On ways that organizations can attract and retain talent:
“The first is by expanding the canvas on which one can showcase one’s talent. Through design and persuasion we’ve moved several mid-career women and men into new functions, departments, and roles very unrelated to their hitherto normal work. Examples are women and men moving into new roles in project controls, estimating, project business services, procurement, contracting, quality assurance, project engineering and management, PDDM, and Finance from functions as diverse as engineering, project administration, IT, and office services.
“The second is to open more opportunities for mid-career women and men. We now track the number of women being sent for overseas assignments and ensure that we send increasingly larger numbers of women in every new tranche of assignees. Also, for every high-visibility event, without exception, we appoint women and men co-champions, alternating between the two. This ensures that both get an equal chance to display their talent in front of decision makers.”
On the strides that Indian women have made in the male-dominated field of science:
“India is fast developing missile capability. You’d be glad to know that Dr. Tessy Thomas, a woman scientist from India’s Defence Research and Development Organisation, was the project director for the 5,000 km range Agni-V missile. This potent long-range nuclear-capable inter-continental ballistic missile was successfully tested in 2012. Tessy is believed to be one of the very few women working on strategic nuclear ballistic missiles in the world. Do you what they call her? Agniputri, or, the one born of fire.

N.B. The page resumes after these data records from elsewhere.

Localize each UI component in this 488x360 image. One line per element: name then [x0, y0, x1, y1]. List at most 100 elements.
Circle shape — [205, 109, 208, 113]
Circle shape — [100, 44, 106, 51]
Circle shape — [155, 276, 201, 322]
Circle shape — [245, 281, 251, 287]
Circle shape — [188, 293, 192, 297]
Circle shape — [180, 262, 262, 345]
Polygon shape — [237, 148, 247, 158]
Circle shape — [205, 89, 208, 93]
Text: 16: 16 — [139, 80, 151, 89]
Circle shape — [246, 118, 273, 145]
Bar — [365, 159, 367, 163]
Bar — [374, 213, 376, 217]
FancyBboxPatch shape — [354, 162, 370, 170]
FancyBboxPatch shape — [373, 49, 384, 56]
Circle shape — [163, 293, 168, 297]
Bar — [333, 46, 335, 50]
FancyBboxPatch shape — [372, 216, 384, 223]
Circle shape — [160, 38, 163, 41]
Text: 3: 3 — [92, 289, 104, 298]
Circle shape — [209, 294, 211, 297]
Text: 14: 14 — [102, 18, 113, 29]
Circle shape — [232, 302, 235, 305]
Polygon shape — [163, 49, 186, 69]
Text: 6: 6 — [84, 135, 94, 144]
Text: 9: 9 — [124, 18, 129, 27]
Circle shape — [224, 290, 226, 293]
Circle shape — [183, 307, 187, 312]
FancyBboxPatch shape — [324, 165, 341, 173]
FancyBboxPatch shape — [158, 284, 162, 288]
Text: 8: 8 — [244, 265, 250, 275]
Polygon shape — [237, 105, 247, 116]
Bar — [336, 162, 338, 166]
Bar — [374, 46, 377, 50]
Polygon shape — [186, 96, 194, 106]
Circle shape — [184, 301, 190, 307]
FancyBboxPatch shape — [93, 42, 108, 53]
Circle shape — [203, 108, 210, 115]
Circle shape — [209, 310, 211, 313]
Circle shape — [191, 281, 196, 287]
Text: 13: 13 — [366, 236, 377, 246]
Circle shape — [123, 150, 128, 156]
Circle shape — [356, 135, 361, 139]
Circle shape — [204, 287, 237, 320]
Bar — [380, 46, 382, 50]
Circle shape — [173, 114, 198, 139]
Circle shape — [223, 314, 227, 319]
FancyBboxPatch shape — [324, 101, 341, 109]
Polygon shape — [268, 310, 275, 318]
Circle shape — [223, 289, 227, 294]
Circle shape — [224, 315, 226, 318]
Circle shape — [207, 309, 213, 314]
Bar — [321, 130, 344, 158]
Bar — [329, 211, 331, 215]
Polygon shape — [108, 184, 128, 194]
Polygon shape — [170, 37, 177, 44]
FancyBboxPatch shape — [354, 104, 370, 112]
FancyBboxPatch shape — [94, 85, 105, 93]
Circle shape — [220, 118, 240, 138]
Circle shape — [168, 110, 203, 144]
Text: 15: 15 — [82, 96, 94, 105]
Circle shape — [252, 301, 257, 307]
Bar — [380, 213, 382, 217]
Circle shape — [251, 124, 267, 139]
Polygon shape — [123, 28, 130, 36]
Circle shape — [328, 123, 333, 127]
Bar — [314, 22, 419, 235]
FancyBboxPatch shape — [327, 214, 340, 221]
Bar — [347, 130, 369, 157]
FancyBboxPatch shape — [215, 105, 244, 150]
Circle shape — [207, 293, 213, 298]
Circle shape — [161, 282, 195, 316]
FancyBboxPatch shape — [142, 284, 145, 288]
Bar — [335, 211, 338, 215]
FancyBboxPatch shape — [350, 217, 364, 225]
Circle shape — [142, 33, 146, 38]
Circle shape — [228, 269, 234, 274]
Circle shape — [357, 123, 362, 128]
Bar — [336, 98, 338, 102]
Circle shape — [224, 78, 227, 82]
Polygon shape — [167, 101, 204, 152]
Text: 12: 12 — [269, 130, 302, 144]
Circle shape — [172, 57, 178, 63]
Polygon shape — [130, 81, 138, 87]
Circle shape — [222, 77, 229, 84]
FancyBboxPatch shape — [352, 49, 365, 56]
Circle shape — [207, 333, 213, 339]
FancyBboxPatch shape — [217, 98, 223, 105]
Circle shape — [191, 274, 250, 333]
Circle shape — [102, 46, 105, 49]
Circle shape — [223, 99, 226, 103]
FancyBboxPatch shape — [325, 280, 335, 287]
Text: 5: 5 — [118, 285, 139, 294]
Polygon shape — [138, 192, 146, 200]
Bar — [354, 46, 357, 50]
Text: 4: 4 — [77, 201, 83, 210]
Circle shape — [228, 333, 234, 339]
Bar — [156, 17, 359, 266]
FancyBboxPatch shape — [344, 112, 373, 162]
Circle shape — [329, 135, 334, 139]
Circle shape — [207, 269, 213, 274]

“The entire country is today celebrating the success of India’s maiden Mars mission. The cost of the Mangalyaan mission to Mars is only Rs 450 crore, or Rs 7 (12c) per kilometer, less than the cost of a city taxi! Whenever one thinks of space, images of Vikram Sarabhai, Homi Bhabha, or Satish Dhawan come up—serious men in suits. One does not conceive of women in brightly coloured silk saris with gold borders, pottus on their forehead, and gajras in their hair until… until we saw images of the Indian women scientists running the Mars mission splashed on the front pages of newspapers. According to reports, 20% of ISRO’s workforce is women and 50% of them are engineers. Perhaps this is one key reason why the program has proved to be so efficient.
“The GSAT-12 communication satellite’s project director, mission director, and operations director were all women. What started as a trickle with Anna Mani, the female scientist who worked with C.V. Raman—Nobel laureate from India—has now become a torrent with women leading entire space missions. The glass ceiling has been broken, but without any sound and without any fanfare.
“They say that men are from Mars and women from Venus. ISRO’s women scientists have turned this wisdom on its head!”